Through the soup course and the appetizer, the scene is one of convivial amity, ripe with wholesome feeling, perfumed with hyacinth, lubricated by a crisp white wine and the warm undercurrents of a family welcoming home its prodigal son. The breeze surges in from the Atlantic, soft with humidity. The tomato aspic is a perfect balance of sweetness and acidity, the shrimp firm and white pink. To my right, Frank’s handsome younger brother Louis keeps up a stream of earthy conversation. To my left, Pepper’s laughter rises to the pale evening sky. Nearby, Constance’s diamonds glitter atop her leathery collarbone, having caught the light from a nearby torch.
I look at her and think, pagina.
The shrimp and aspic are cleared away. The bottles of red wine are placed, already open, on the table. I signal to Louis at my right, and Louis signals to Frank’s cousin Monty, across the table, and together they pour out the wine, one by one, filling every glass.

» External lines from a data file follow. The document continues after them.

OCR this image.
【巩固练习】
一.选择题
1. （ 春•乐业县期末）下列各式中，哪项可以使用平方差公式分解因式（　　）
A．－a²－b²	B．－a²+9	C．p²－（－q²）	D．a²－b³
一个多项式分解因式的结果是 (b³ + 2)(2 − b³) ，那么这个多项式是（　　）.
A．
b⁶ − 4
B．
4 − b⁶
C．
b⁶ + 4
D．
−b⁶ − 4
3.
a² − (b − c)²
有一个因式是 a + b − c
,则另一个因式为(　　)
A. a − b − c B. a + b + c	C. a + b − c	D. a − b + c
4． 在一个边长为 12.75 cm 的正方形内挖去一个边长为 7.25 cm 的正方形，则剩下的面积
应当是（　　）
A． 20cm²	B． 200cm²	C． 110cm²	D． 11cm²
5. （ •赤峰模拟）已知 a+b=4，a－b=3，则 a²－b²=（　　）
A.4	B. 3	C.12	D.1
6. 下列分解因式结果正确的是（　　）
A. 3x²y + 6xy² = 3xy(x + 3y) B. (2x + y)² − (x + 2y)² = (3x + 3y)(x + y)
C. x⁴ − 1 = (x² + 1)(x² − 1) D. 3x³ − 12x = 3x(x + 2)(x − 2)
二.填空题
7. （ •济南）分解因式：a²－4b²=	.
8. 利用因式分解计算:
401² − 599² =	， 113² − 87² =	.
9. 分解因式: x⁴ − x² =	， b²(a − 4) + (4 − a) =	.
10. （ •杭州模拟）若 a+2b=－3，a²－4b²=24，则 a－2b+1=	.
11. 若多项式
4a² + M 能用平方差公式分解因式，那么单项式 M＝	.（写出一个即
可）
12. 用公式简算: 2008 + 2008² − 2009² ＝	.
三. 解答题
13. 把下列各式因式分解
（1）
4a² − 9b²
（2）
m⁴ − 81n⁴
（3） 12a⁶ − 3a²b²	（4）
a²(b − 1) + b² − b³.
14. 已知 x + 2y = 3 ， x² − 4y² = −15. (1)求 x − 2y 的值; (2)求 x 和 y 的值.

When they’re done, Frank rises to his feet, clinks his glass with his fork, and smiles at me down the long reach of the Hardcastle table.
“Ladies. Gentleman. In-laws.” He grins at Pepper. “Outlaws.”
“Hear, hear,” says Louis.
“First of all, I’d like to thank my lovely wife, Tiny, for arranging this wonderful dinner here tonight, this dinner that brings us all together, decently clothed for once. Tiny?” He picks up his glass and gestures in my direction.
I pick up my glass and gesture back.
“Hear, hear,” says Pepper. “To the miraculous Tiny!”